Objective: Transplantation of bone marrow-derived mononuclear cells (BMC) may be suitable to prevent myocardial remodeling and improve left ventricular function after myocardial infarction. However, it is unknown whether or not cardiomyocytes and BMCs can form functioning cell-to-cell coupling and develop adequate electrophysiological properties.
Methods: BMCs were isolated from minipig leg bones, treated with 5-azacytidine (10 microM) for 24 h, cultured for 7 days and labeled with a fluoroscopic dye (DIL). BMCs were cocultured with spontaneously beating cardiomyocytes of neonatal rats. On days 4, 7 and 14 cocultured cells were analyzed. Immunhistochemistry (Connexin 43, alpha-actinin) was used to assess cardiomyogenic differentiation. Action potential characteristics were recorded in whole cell patch clamp mode and to investigate intercellular communication a second gap junction permeable fluoroscopic dye was brought into BMCs by microinjection (Lucifer yellow, LY).

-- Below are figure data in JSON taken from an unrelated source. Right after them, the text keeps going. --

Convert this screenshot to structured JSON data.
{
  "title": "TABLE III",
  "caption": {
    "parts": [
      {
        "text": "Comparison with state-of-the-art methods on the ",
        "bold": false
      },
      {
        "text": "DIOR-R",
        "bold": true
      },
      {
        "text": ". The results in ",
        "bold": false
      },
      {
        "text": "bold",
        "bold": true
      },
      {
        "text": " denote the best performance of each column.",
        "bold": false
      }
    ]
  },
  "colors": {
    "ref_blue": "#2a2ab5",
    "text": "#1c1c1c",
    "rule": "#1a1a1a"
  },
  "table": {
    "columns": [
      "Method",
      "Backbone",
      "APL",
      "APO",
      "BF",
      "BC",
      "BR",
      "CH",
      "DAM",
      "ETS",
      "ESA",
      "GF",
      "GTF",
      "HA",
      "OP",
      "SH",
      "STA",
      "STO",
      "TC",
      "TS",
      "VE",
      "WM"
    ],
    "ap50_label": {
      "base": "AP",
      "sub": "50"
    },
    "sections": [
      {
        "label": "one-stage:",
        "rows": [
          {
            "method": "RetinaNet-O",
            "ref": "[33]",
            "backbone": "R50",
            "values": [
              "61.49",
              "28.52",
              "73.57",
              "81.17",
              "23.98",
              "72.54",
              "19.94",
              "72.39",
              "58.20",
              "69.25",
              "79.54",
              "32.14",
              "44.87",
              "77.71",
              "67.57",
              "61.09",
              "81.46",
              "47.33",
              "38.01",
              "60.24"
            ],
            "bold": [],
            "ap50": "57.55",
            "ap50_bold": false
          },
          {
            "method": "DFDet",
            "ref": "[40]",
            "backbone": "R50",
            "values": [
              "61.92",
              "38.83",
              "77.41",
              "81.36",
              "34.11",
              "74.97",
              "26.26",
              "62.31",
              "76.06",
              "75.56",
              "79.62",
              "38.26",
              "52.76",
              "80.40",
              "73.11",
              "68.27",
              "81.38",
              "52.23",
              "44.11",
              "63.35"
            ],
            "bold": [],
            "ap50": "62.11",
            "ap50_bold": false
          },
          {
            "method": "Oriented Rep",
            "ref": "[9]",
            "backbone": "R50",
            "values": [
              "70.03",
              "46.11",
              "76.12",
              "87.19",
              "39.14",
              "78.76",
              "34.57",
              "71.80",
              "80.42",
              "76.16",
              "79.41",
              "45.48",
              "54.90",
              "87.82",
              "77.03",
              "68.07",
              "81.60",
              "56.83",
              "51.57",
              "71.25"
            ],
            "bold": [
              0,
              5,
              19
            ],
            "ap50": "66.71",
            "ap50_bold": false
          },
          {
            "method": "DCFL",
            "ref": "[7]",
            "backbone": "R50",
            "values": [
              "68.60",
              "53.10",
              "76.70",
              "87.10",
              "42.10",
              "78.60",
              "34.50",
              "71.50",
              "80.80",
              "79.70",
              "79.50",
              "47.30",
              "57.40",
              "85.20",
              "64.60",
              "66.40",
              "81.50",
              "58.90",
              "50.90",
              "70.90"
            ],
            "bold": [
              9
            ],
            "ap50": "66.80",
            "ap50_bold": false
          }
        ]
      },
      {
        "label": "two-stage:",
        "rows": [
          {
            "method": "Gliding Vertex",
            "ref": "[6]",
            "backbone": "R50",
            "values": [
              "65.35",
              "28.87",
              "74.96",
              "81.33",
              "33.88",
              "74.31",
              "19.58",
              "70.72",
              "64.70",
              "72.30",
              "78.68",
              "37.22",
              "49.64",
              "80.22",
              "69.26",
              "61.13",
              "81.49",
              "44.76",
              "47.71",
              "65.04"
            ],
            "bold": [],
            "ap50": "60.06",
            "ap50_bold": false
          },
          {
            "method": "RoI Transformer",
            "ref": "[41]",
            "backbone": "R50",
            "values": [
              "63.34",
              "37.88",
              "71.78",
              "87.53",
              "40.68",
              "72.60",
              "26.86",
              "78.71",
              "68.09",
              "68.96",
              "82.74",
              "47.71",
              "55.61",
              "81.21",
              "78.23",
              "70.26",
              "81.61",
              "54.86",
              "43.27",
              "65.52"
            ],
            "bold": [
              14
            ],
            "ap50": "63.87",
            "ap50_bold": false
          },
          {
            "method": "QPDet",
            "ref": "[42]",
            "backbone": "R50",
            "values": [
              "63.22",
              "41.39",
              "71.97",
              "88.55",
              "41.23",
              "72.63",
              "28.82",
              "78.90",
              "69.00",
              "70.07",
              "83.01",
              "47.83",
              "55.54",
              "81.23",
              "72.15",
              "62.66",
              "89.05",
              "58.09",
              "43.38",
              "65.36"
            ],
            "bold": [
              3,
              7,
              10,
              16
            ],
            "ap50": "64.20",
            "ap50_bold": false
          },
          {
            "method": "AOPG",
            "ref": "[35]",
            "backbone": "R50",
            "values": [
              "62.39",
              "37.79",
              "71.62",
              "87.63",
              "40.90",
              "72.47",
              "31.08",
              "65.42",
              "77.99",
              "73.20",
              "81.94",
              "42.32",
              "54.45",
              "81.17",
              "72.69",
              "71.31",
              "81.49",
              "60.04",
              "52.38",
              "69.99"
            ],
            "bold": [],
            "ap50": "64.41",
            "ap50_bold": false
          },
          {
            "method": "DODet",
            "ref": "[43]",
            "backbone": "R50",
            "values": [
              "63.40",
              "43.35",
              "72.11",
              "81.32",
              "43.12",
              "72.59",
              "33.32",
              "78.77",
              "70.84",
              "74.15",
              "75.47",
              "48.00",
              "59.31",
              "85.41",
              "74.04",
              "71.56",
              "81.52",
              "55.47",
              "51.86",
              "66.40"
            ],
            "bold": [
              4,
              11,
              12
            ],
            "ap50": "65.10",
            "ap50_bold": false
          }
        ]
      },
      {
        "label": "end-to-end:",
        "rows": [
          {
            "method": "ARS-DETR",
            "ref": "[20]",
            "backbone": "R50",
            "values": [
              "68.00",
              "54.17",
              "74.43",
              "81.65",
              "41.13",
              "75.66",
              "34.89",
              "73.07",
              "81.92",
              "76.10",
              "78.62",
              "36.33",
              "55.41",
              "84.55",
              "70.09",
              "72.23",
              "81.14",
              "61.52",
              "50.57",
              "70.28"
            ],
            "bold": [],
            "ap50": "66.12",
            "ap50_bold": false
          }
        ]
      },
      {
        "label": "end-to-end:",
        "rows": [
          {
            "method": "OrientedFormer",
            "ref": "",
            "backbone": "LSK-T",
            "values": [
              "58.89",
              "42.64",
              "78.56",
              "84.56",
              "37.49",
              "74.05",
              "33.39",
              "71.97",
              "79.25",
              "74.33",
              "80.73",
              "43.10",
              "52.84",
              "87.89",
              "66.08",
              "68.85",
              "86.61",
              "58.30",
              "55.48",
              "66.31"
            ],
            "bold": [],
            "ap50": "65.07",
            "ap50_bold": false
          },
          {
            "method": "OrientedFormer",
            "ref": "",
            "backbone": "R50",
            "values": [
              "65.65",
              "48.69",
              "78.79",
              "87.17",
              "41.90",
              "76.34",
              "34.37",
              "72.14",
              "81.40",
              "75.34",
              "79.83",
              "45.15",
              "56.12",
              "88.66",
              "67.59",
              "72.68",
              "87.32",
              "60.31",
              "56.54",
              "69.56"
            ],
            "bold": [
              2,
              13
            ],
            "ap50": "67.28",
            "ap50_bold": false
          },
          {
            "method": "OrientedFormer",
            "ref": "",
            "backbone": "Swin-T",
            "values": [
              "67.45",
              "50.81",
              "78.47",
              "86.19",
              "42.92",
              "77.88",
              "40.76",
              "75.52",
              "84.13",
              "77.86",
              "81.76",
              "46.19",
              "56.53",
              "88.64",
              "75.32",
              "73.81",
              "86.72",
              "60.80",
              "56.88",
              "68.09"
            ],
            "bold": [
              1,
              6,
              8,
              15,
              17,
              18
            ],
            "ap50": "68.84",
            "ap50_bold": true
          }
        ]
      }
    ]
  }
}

Results: From day 7 in coculture BMCs beated synchronously with neonatal rat cardiomyocytes. On day 14, 55.9% of BMCs expressed alpha-actinin and 98.3% were positive for gap junction protein connexin 43. BMC action potential duration (APD90) was mean 11.1 ms with dV/dt(max) of 26.8 V/s and similar to atrial cardiac type. However, microinjection of LY revealed only little dye transfer into adjacent rat cardiomyocytes.
Conclusions: Cocultured BMCs have the potential for early expression of muscle specific proteins in about 60% after 14 days and for cardiac gap junction proteins. Synchronous beating indicates an effective electromechanical coupling. In this heterologous setting we could prove only weak metabolic coupling.